California enacted California Civil Code §§ 1746–1746.5, which imposed restrictions on the sale of violent video games to minors. The Entertainment Merchants Association and the Entertainment Software Association sought declaratory relief in federal court, alleging that the law was an impermissible restriction of speech in violation of the First Amendment. The district court and the Ninth Circuit ruled in favor of Entertainment Merchants. California appealed, asserting that the First Amendment does not protect the sale of violent video games to minors and that California need not show a direct causal link between violent video games and physical or psychological harm in minors before restricting such sales. The Supreme Court's decision will affect minors' constitutional rights, the power of states to control which materials children are exposed to, and the expression in media with violent content.

Snyder v.
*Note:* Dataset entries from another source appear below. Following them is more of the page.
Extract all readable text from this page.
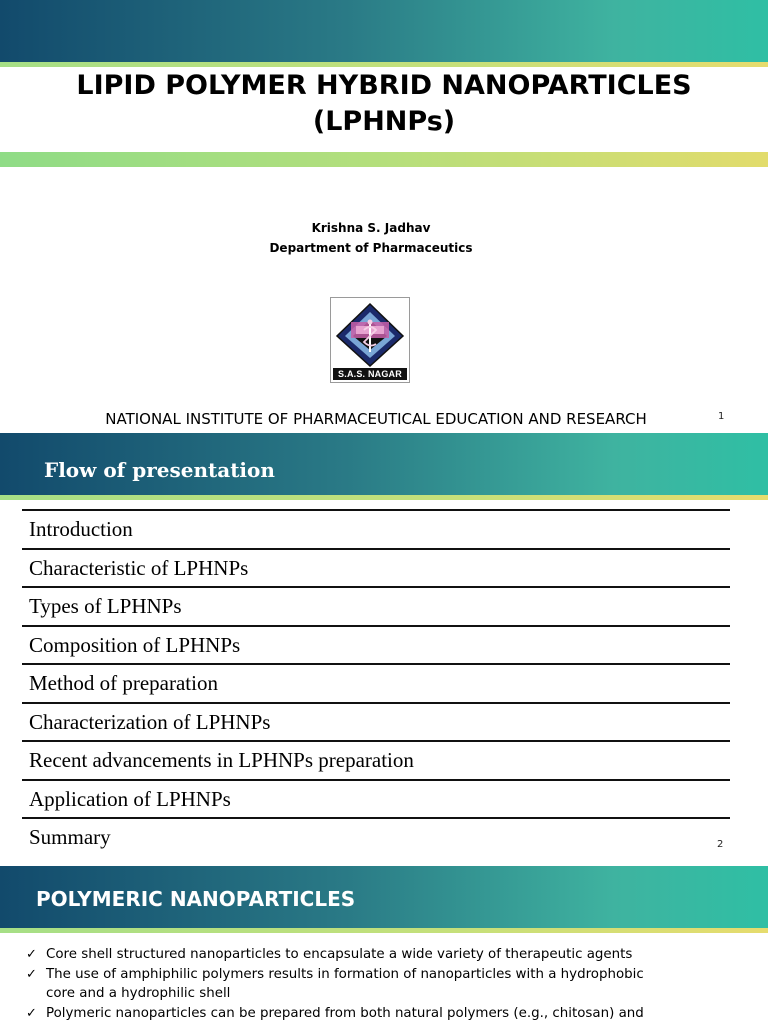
LIPID POLYMER HYBRID NANOPARTICLES
(LPHNPs)
Krishna S. Jadhav
Department of Pharmaceutics
S.A.S. NAGAR
NATIONAL INSTITUTE OF PHARMACEUTICAL EDUCATION AND RESEARCH	1
Flow of presentation
Introduction
Characteristic of LPHNPs
Types of LPHNPs
Composition of LPHNPs
Method of preparation
Characterization of LPHNPs
Recent advancements in LPHNPs preparation
Application of LPHNPs
Summary	2
POLYMERIC NANOPARTICLES
✓ Core shell structured nanoparticles to encapsulate a wide variety of therapeutic agents
✓ The use of amphiphilic polymers results in formation of nanoparticles with a hydrophobic core and a hydrophilic shell
✓ Polymeric nanoparticles can be prepared from both natural polymers (e.g., chitosan) and
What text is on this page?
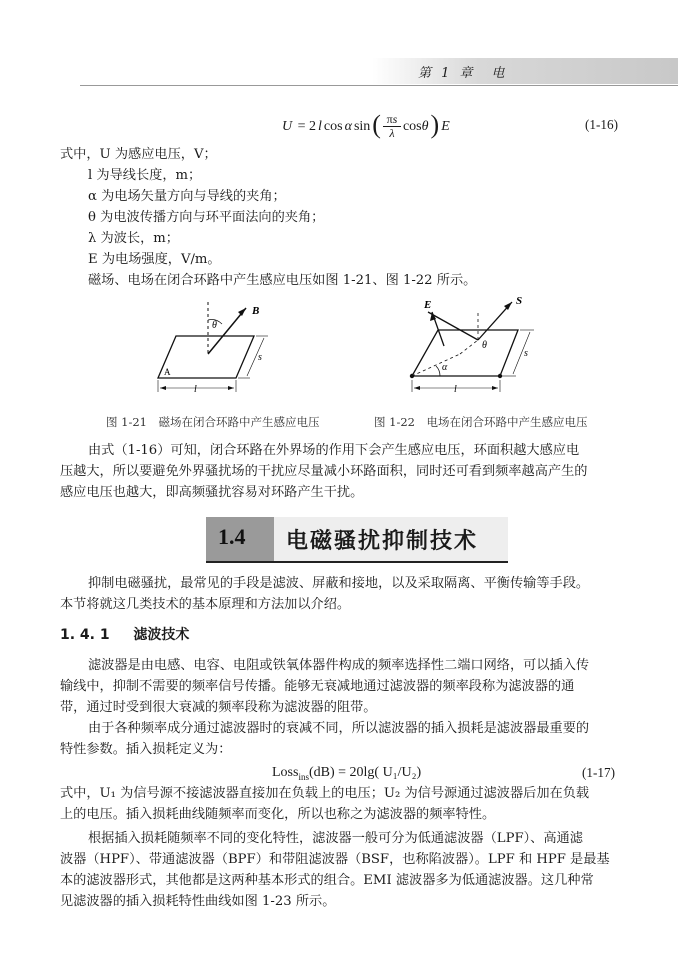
第 1 章　电
U = 2 l cos α sin ( πs
λ cosθ ) E	(1-16)
式中，U 为感应电压，V；
l 为导线长度，m；
α 为电场矢量方向与导线的夹角；
θ 为电波传播方向与环平面法向的夹角；
λ 为波长，m；
E 为电场强度，V/m。
磁场、电场在闭合环路中产生感应电压如图 1-21、图 1-22 所示。
B
θ
A
l
s
E	S
θ
α
l
s
图 1-21　磁场在闭合环路中产生感应电压	图 1-22　电场在闭合环路中产生感应电压
由式（1-16）可知，闭合环路在外界场的作用下会产生感应电压，环面积越大感应电
压越大，所以要避免外界骚扰场的干扰应尽量减小环路面积，同时还可看到频率越高产生的
感应电压也越大，即高频骚扰容易对环路产生干扰。
1.4 电磁骚扰抑制技术
抑制电磁骚扰，最常见的手段是滤波、屏蔽和接地，以及采取隔离、平衡传输等手段。
本节将就这几类技术的基本原理和方法加以介绍。
1. 4. 1 滤波技术
滤波器是由电感、电容、电阻或铁氧体器件构成的频率选择性二端口网络，可以插入传
输线中，抑制不需要的频率信号传播。能够无衰减地通过滤波器的频率段称为滤波器的通
带，通过时受到很大衰减的频率段称为滤波器的阻带。
由于各种频率成分通过滤波器时的衰减不同，所以滤波器的插入损耗是滤波器最重要的
特性参数。插入损耗定义为：
Loss$_{ins}$(dB) = 20lg( U₁/U₂)	(1-17)
式中，U₁ 为信号源不接滤波器直接加在负载上的电压；U₂ 为信号源通过滤波器后加在负载
上的电压。插入损耗曲线随频率而变化，所以也称之为滤波器的频率特性。
根据插入损耗随频率不同的变化特性，滤波器一般可分为低通滤波器（LPF）、高通滤
波器（HPF）、带通滤波器（BPF）和带阻滤波器（BSF，也称陷波器）。LPF 和 HPF 是最基
本的滤波器形式，其他都是这两种基本形式的组合。EMI 滤波器多为低通滤波器。这几种常
见滤波器的插入损耗特性曲线如图 1-23 所示。
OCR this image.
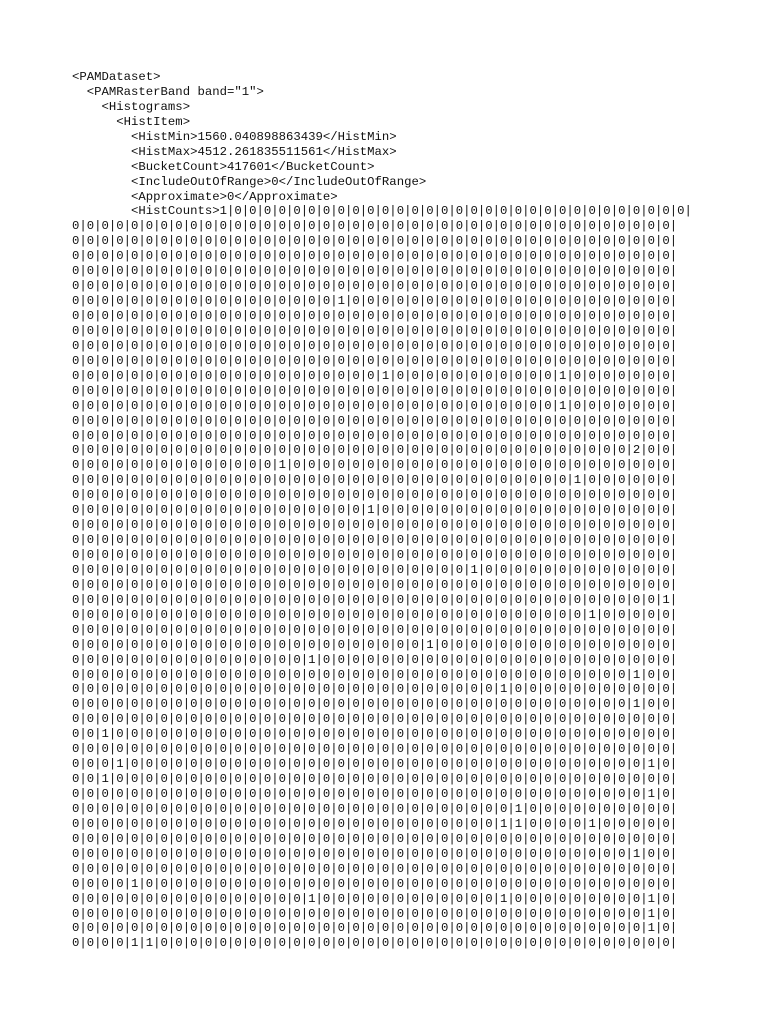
<PAMDataset>
<PAMRasterBand band="1">
<Histograms>
<HistItem>
<HistMin>1560.040898863439</HistMin>
<HistMax>4512.261835511561</HistMax>
<BucketCount>417601</BucketCount>
<IncludeOutOfRange>0</IncludeOutOfRange>
<Approximate>0</Approximate>
<HistCounts>1|0|0|0|0|0|0|0|0|0|0|0|0|0|0|0|0|0|0|0|0|0|0|0|0|0|0|0|0|0|0|0|
0|0|0|0|0|0|0|0|0|0|0|0|0|0|0|0|0|0|0|0|0|0|0|0|0|0|0|0|0|0|0|0|0|0|0|0|0|0|0|0|0|
0|0|0|0|0|0|0|0|0|0|0|0|0|0|0|0|0|0|0|0|0|0|0|0|0|0|0|0|0|0|0|0|0|0|0|0|0|0|0|0|0|
0|0|0|0|0|0|0|0|0|0|0|0|0|0|0|0|0|0|0|0|0|0|0|0|0|0|0|0|0|0|0|0|0|0|0|0|0|0|0|0|0|
0|0|0|0|0|0|0|0|0|0|0|0|0|0|0|0|0|0|0|0|0|0|0|0|0|0|0|0|0|0|0|0|0|0|0|0|0|0|0|0|0|
0|0|0|0|0|0|0|0|0|0|0|0|0|0|0|0|0|0|0|0|0|0|0|0|0|0|0|0|0|0|0|0|0|0|0|0|0|0|0|0|0|
0|0|0|0|0|0|0|0|0|0|0|0|0|0|0|0|0|0|1|0|0|0|0|0|0|0|0|0|0|0|0|0|0|0|0|0|0|0|0|0|0|
0|0|0|0|0|0|0|0|0|0|0|0|0|0|0|0|0|0|0|0|0|0|0|0|0|0|0|0|0|0|0|0|0|0|0|0|0|0|0|0|0|
0|0|0|0|0|0|0|0|0|0|0|0|0|0|0|0|0|0|0|0|0|0|0|0|0|0|0|0|0|0|0|0|0|0|0|0|0|0|0|0|0|
0|0|0|0|0|0|0|0|0|0|0|0|0|0|0|0|0|0|0|0|0|0|0|0|0|0|0|0|0|0|0|0|0|0|0|0|0|0|0|0|0|
0|0|0|0|0|0|0|0|0|0|0|0|0|0|0|0|0|0|0|0|0|0|0|0|0|0|0|0|0|0|0|0|0|0|0|0|0|0|0|0|0|
0|0|0|0|0|0|0|0|0|0|0|0|0|0|0|0|0|0|0|0|0|1|0|0|0|0|0|0|0|0|0|0|0|1|0|0|0|0|0|0|0|
0|0|0|0|0|0|0|0|0|0|0|0|0|0|0|0|0|0|0|0|0|0|0|0|0|0|0|0|0|0|0|0|0|0|0|0|0|0|0|0|0|
0|0|0|0|0|0|0|0|0|0|0|0|0|0|0|0|0|0|0|0|0|0|0|0|0|0|0|0|0|0|0|0|0|1|0|0|0|0|0|0|0|
0|0|0|0|0|0|0|0|0|0|0|0|0|0|0|0|0|0|0|0|0|0|0|0|0|0|0|0|0|0|0|0|0|0|0|0|0|0|0|0|0|
0|0|0|0|0|0|0|0|0|0|0|0|0|0|0|0|0|0|0|0|0|0|0|0|0|0|0|0|0|0|0|0|0|0|0|0|0|0|0|0|0|
0|0|0|0|0|0|0|0|0|0|0|0|0|0|0|0|0|0|0|0|0|0|0|0|0|0|0|0|0|0|0|0|0|0|0|0|0|0|2|0|0|
0|0|0|0|0|0|0|0|0|0|0|0|0|0|1|0|0|0|0|0|0|0|0|0|0|0|0|0|0|0|0|0|0|0|0|0|0|0|0|0|0|
0|0|0|0|0|0|0|0|0|0|0|0|0|0|0|0|0|0|0|0|0|0|0|0|0|0|0|0|0|0|0|0|0|0|1|0|0|0|0|0|0|
0|0|0|0|0|0|0|0|0|0|0|0|0|0|0|0|0|0|0|0|0|0|0|0|0|0|0|0|0|0|0|0|0|0|0|0|0|0|0|0|0|
0|0|0|0|0|0|0|0|0|0|0|0|0|0|0|0|0|0|0|0|1|0|0|0|0|0|0|0|0|0|0|0|0|0|0|0|0|0|0|0|0|
0|0|0|0|0|0|0|0|0|0|0|0|0|0|0|0|0|0|0|0|0|0|0|0|0|0|0|0|0|0|0|0|0|0|0|0|0|0|0|0|0|
0|0|0|0|0|0|0|0|0|0|0|0|0|0|0|0|0|0|0|0|0|0|0|0|0|0|0|0|0|0|0|0|0|0|0|0|0|0|0|0|0|
0|0|0|0|0|0|0|0|0|0|0|0|0|0|0|0|0|0|0|0|0|0|0|0|0|0|0|0|0|0|0|0|0|0|0|0|0|0|0|0|0|
0|0|0|0|0|0|0|0|0|0|0|0|0|0|0|0|0|0|0|0|0|0|0|0|0|0|0|1|0|0|0|0|0|0|0|0|0|0|0|0|0|
0|0|0|0|0|0|0|0|0|0|0|0|0|0|0|0|0|0|0|0|0|0|0|0|0|0|0|0|0|0|0|0|0|0|0|0|0|0|0|0|0|
0|0|0|0|0|0|0|0|0|0|0|0|0|0|0|0|0|0|0|0|0|0|0|0|0|0|0|0|0|0|0|0|0|0|0|0|0|0|0|0|1|
0|0|0|0|0|0|0|0|0|0|0|0|0|0|0|0|0|0|0|0|0|0|0|0|0|0|0|0|0|0|0|0|0|0|0|1|0|0|0|0|0|
0|0|0|0|0|0|0|0|0|0|0|0|0|0|0|0|0|0|0|0|0|0|0|0|0|0|0|0|0|0|0|0|0|0|0|0|0|0|0|0|0|
0|0|0|0|0|0|0|0|0|0|0|0|0|0|0|0|0|0|0|0|0|0|0|0|1|0|0|0|0|0|0|0|0|0|0|0|0|0|0|0|0|
0|0|0|0|0|0|0|0|0|0|0|0|0|0|0|0|1|0|0|0|0|0|0|0|0|0|0|0|0|0|0|0|0|0|0|0|0|0|0|0|0|
0|0|0|0|0|0|0|0|0|0|0|0|0|0|0|0|0|0|0|0|0|0|0|0|0|0|0|0|0|0|0|0|0|0|0|0|0|0|1|0|0|
0|0|0|0|0|0|0|0|0|0|0|0|0|0|0|0|0|0|0|0|0|0|0|0|0|0|0|0|0|1|0|0|0|0|0|0|0|0|0|0|0|
0|0|0|0|0|0|0|0|0|0|0|0|0|0|0|0|0|0|0|0|0|0|0|0|0|0|0|0|0|0|0|0|0|0|0|0|0|0|1|0|0|
0|0|0|0|0|0|0|0|0|0|0|0|0|0|0|0|0|0|0|0|0|0|0|0|0|0|0|0|0|0|0|0|0|0|0|0|0|0|0|0|0|
0|0|1|0|0|0|0|0|0|0|0|0|0|0|0|0|0|0|0|0|0|0|0|0|0|0|0|0|0|0|0|0|0|0|0|0|0|0|0|0|0|
0|0|0|0|0|0|0|0|0|0|0|0|0|0|0|0|0|0|0|0|0|0|0|0|0|0|0|0|0|0|0|0|0|0|0|0|0|0|0|0|0|
0|0|0|1|0|0|0|0|0|0|0|0|0|0|0|0|0|0|0|0|0|0|0|0|0|0|0|0|0|0|0|0|0|0|0|0|0|0|0|1|0|
0|0|1|0|0|0|0|0|0|0|0|0|0|0|0|0|0|0|0|0|0|0|0|0|0|0|0|0|0|0|0|0|0|0|0|0|0|0|0|0|0|
0|0|0|0|0|0|0|0|0|0|0|0|0|0|0|0|0|0|0|0|0|0|0|0|0|0|0|0|0|0|0|0|0|0|0|0|0|0|0|1|0|
0|0|0|0|0|0|0|0|0|0|0|0|0|0|0|0|0|0|0|0|0|0|0|0|0|0|0|0|0|0|1|0|0|0|0|0|0|0|0|0|0|
0|0|0|0|0|0|0|0|0|0|0|0|0|0|0|0|0|0|0|0|0|0|0|0|0|0|0|0|0|1|1|0|0|0|0|1|0|0|0|0|0|
0|0|0|0|0|0|0|0|0|0|0|0|0|0|0|0|0|0|0|0|0|0|0|0|0|0|0|0|0|0|0|0|0|0|0|0|0|0|0|0|0|
0|0|0|0|0|0|0|0|0|0|0|0|0|0|0|0|0|0|0|0|0|0|0|0|0|0|0|0|0|0|0|0|0|0|0|0|0|0|1|0|0|
0|0|0|0|0|0|0|0|0|0|0|0|0|0|0|0|0|0|0|0|0|0|0|0|0|0|0|0|0|0|0|0|0|0|0|0|0|0|0|0|0|
0|0|0|0|1|0|0|0|0|0|0|0|0|0|0|0|0|0|0|0|0|0|0|0|0|0|0|0|0|0|0|0|0|0|0|0|0|0|0|0|0|
0|0|0|0|0|0|0|0|0|0|0|0|0|0|0|0|1|0|0|0|0|0|0|0|0|0|0|0|0|1|0|0|0|0|0|0|0|0|0|1|0|
0|0|0|0|0|0|0|0|0|0|0|0|0|0|0|0|0|0|0|0|0|0|0|0|0|0|0|0|0|0|0|0|0|0|0|0|0|0|0|1|0|
0|0|0|0|0|0|0|0|0|0|0|0|0|0|0|0|0|0|0|0|0|0|0|0|0|0|0|0|0|0|0|0|0|0|0|0|0|0|0|1|0|
0|0|0|0|1|1|0|0|0|0|0|0|0|0|0|0|0|0|0|0|0|0|0|0|0|0|0|0|0|0|0|0|0|0|0|0|0|0|0|0|0|
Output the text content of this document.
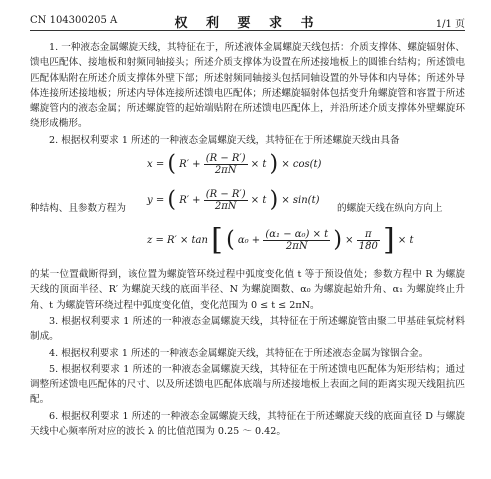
CN 104300205 A	权 利 要 求 书	1/1 页

1. 一种液态金属螺旋天线，其特征在于，所述液体金属螺旋天线包括：介质支撑体、螺旋辐射体、馈电匹配体、接地板和射频同轴接头；所述介质支撑体为设置在所述接地板上的圆锥台结构；所述馈电匹配体贴附在所述介质支撑体外壁下部；所述射频同轴接头包括同轴设置的外导体和内导体；所述外导体连接所述接地板；所述内导体连接所述馈电匹配体；所述螺旋辐射体包括变升角螺旋管和容置于所述螺旋管内的液态金属；所述螺旋管的起始端贴附在所述馈电匹配体上，并沿所述介质支撑体外壁螺旋环绕形成椭形。

2. 根据权利要求 1 所述的一种液态金属螺旋天线，其特征在于所述螺旋天线由具备

种结构、且参数方程为	的螺旋天线在纵向方向上
x = ( $R' + \frac{(R - R')}{2\pi N} \times t$ ) × cos(t)
y = ( $R' + \frac{(R - R')}{2\pi N} \times t$ ) × sin(t)
z = R′ × tan [ ( $\alpha_0 + \frac{\text{(α₁ − α₀) × t}}{2\pi N}$ ) × $\frac{\pi}{180}$ ] × t

的某一位置截断得到，该位置为螺旋管环绕过程中弧度变化值 t 等于预设值处；参数方程中 R 为螺旋天线的顶面半径、R′ 为螺旋天线的底面半径、N 为螺旋圈数、α₀ 为螺旋起始升角、α₁ 为螺旋终止升角、t 为螺旋管环绕过程中弧度变化值，变化范围为 0 ≤ t ≤ 2πN。

3. 根据权利要求 1 所述的一种液态金属螺旋天线，其特征在于所述螺旋管由聚二甲基硅氧烷材料制成。

4. 根据权利要求 1 所述的一种液态金属螺旋天线，其特征在于所述液态金属为镓铟合金。

5. 根据权利要求 1 所述的一种液态金属螺旋天线，其特征在于所述馈电匹配体为矩形结构；通过调整所述馈电匹配体的尺寸、以及所述馈电匹配体底端与所述接地板上表面之间的距离实现天线阻抗匹配。

6. 根据权利要求 1 所述的一种液态金属螺旋天线，其特征在于所述螺旋天线的底面直径 D 与螺旋天线中心频率所对应的波长 λ 的比值范围为 0.25 ～ 0.42。
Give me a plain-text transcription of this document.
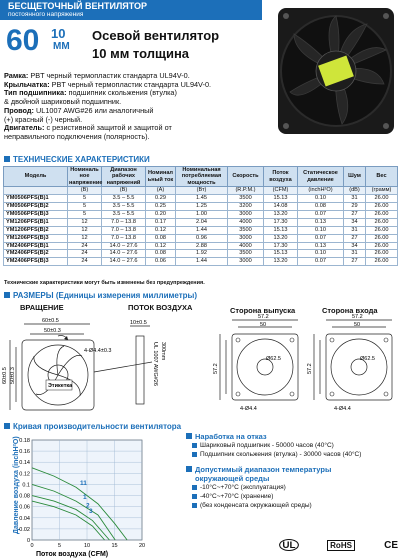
БЕСЩЕТОЧНЫЙ ВЕНТИЛЯТОР
постоянного напряжения
60 10
ММ
Осевой вентилятор
10 мм толщина
Рамка: PBT черный термопластик стандарта UL94V-0.
Крыльчатка: PBT черный термопластик стандарта UL94V-0.
Тип подшипника: подшипник скольжения (втулка)
& двойной шариковый подшипник.
Провод: UL1007 AWG#26 или аналогичный
(+) красный (-) черный.
Двигатель: с резистивной защитой и защитой от
неправильного подключения (полярность).
ТЕХНИЧЕСКИЕ ХАРАКТЕРИСТИКИ
Модель	Номиналь ное напряжение	Диапазон рабочих напряжений	Номинал ьный ток	Номинальная потребляемая мощность	Скорость	Поток воздуха	Статическое давление	Шум	Вес
	(В)	(В)	(А)	(Вт)	(R.P.M.)	(CFM)	(inchH²O)	(dB)	(грамм)
YM0506PFS(B)1	5	3.5 – 5.5	0.29	1.45	3500	15.13	0.10	31	26.00
YM0506PFS(B)2	5	3.5 – 5.5	0.25	1.25	3200	14.08	0.08	29	26.00
YM0506PFS(B)3	5	3.5 – 5.5	0.20	1.00	3000	13.20	0.07	27	26.00
YM1206PFS(B)1	12	7.0 – 13.8	0.17	2.04	4000	17.30	0.13	34	26.00
YM1206PFS(B)2	12	7.0 – 13.8	0.12	1.44	3500	15.13	0.10	31	26.00
YM1206PFS(B)3	12	7.0 – 13.8	0.08	0.96	3000	13.20	0.07	27	26.00
YM2406PFS(B)1	24	14.0 – 27.6	0.12	2.88	4000	17.30	0.13	34	26.00
YM2406PFS(B)2	24	14.0 – 27.6	0.08	1.92	3500	15.13	0.10	31	26.00
YM2406PFS(B)3	24	14.0 – 27.6	0.06	1.44	3000	13.20	0.07	27	26.00
Технические характеристики могут быть изменены без предупреждения.
РАЗМЕРЫ (Единицы измерения миллиметры)
ВРАЩЕНИЕ	ПОТОК ВОЗДУХА
60±0.5
50±0.3
60±0.5 50±0.3
4-Ø4.4±0.3
Этикетка
UL 1007 AWG#26 300mm
10±0.5
Сторона выпуска	Сторона входа
57.2
50
57.2
Ø62.5
4-Ø4.4
57.2
50
57.2
Ø62.5
4-Ø4.4
Кривая производительности вентилятора
0
0.02
0.04
0.06
0.08
0.1
0.12
0.14
0.16
0.18
0	5	10	15	20
11
1
2
3
Давление воздуха (inchH²O)
Поток воздуха (CFM)
Наработка на отказ
Шариковый подшипник - 50000 часов (40°C)
Подшипник скольжения (втулка) - 30000 часов (40°C)
Допустимый диапазон температуры
окружающей среды
-10°C~+70°C (эксплуатация)
-40°C~+70°C (хранение)
(без конденсата окружающей среды)
UL	RoHS	CE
Phelps (09-751)

Oral argument: Oct. 6, 2010

Appealed from: United States Court of Appeals for the Fourth Circuit (Sept. 24, 2009)

FIRST AMENDMENT, FREEDOM OF SPEECH, PRIVACY, STATE TORT REMEDIES

Respondents Fred W. Phelps, Shirley L. Phelps-Roper, and Rebekah A. Phelps-Davis (“the Phelpses”) protested at the military funeral of Petitioner Albert Snyder’s son, holding signs saying "God Hates the USA," "Thank God for 9/11," and other phrases. Snyder successfully sued the Phelpses for intentional infliction of emotional distress, invasion of privacy by intrusion upon seclusion, and conspiracy, and the jury awarded Snyder $2.9 million in compensatory damages and $8 million in punitive damages. On appeal, the Fourth Circuit Court of Appeals overturned the jury verdict, holding that the Phelpses’ statements were protected under the First Amendment and thus could not be subject to a civil lawsuit. The Fourth Circuit reasoned that the statements should be protected because they are rhetorical hyperbole, as opposed to verifiable fact, and because the statements address matters of public concern. The Supreme Court’s decision in this case will implicate individuals’ free speech and privacy interests and the states’ interest in protecting their citizens through tort law.